The main thing that scared me so much this time was that Dylan didn’t seem to have a temperature before he went to bed, although the paramedics explained that febrile seizures happen when a temperature rises very suddenly, as had obviously happened with him.
Rounds three and four
Again we struggled a little afterwards to process it; it is hard to understand how your child’s little body can convulse so violently without it breaking apart or leaving lasting damage of some kind. Two years later Dylan had not had another seizure, until in October 2018 Mark and I were informed by my parents who were looking after him that he had had another one after returning from a morning out and developing a sudden high temperature. My poor parents had never witnessed this before and I think it was quite a shock to them, but my dad had been very calm and did all the right things whilst waiting for an ambulance. Of course Mark and I rushed home from work, although I think we were both a little less anxious than previously. Again, the paramedics were supportive and helpful, and reassured us once more that it would most likely not happen again, especially as he was now five years old.
We were confused as to why there had been a two year gap between the second and third seizures, as we had thought maybe we were out of the woods. It was quite a shock then when Dylan had his fourth one just two months later, only a few days before last Christmas. He was again cuddling me on the sofa with a fever which had come on quickly. Somehow I just knew it was coming, and sure enough as I sat there on my phone re-reading much perused instructions on what to do during a child’s seizure, Dylan suddenly twisted towards me with his arms outstretched and his body jerking rhythmically while his eyes looked at me vacantly. This seizure seemed particularly violent, but thankfully it was very short. We rang an ambulance, as we had been reassured that we shouldn’t feel bad about doing so, and completed the usual recovery actions.
Frustratingly the ambulance hadn’t arrived after almost two hours, and this time Dylan took a very long time to come round from the deep sleep which follows the seizures. We cancelled the ambulance in the end as soon as we realised he was ok and we could manage this alone.
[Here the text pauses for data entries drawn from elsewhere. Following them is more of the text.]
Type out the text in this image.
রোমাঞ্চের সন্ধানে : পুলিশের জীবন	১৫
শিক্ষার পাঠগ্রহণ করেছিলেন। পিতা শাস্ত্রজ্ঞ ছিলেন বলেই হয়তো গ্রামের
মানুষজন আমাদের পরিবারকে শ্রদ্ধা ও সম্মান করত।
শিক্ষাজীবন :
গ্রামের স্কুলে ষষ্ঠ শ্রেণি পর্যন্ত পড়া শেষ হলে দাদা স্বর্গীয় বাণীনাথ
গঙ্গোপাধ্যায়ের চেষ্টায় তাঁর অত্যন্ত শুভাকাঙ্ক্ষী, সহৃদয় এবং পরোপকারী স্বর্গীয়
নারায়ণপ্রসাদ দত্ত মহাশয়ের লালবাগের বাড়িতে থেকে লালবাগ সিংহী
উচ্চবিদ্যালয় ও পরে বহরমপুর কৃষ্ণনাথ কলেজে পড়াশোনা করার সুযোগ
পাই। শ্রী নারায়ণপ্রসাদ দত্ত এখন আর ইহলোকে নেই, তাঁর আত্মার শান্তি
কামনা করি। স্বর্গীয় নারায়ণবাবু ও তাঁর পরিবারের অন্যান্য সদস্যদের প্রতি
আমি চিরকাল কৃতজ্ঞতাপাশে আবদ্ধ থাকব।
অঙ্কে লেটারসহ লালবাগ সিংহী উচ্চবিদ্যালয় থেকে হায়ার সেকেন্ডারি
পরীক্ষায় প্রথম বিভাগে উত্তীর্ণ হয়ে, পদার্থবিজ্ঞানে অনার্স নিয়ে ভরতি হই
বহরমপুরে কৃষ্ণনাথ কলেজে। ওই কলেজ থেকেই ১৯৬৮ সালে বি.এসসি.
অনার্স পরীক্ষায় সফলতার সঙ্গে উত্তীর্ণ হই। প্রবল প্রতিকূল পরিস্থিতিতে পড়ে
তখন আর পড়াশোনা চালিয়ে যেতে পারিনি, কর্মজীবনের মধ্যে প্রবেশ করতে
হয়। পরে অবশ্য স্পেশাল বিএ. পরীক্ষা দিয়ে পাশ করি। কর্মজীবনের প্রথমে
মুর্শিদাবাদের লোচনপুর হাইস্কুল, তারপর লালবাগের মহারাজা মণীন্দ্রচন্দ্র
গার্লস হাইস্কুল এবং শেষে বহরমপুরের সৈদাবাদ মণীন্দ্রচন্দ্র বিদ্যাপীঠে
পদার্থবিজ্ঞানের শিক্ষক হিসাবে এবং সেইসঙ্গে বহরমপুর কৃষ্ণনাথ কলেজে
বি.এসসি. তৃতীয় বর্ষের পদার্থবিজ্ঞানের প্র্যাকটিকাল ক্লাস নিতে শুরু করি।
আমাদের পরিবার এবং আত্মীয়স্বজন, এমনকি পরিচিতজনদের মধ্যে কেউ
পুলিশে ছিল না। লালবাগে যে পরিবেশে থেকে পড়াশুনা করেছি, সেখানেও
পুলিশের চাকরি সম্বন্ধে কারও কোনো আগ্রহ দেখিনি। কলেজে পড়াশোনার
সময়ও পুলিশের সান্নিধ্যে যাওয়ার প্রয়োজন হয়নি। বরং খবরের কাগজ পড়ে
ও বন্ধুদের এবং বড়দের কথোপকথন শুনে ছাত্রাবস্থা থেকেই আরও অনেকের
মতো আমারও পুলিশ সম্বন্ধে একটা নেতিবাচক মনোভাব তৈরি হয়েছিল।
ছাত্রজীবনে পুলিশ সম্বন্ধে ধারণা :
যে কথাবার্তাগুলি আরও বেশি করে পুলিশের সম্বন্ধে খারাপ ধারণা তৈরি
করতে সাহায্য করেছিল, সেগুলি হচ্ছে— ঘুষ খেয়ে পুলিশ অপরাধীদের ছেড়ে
Mark and I now realise that, although frightening to see, these seizures are not harmful and they are not like epileptic seizures; there is a small part of us that is still worried about the possibility of an underlying condition, given the amount of seizures Dylan has had and the fact he will be six this May, and with the last one happening only a month ago. We don’t wish to be dramatic or try to wrap Dylan in cotton wool, but we are his parents and we have to make sure he is ok, always, so we were glad to recently obtain a referral to a consultant (although this is a few months away). The worry that will not leave me is the increased risk of epilepsy, which we are trying (perhaps in vain) to preempt, and the statistics which say that only 1 in 3 children who have had a febrile convulsion with have more than one.
We have felt a little alone in this experience; nobody I know has gone through it, except one or two people whose friend’s kid may have had a temperature-related seizure at some point. Although of course I don’t wish it on anyone I would love to hear from other parents who have experienced it, as it is always reassuring to know you aren’t alone. For now though we feel a bit more confident about dealing with it if it happens again, as do his grandparents I think. You also realise that you are stronger than you think; you can witness your child looking as if they are dying right in front of you and still laugh and smile later the same day.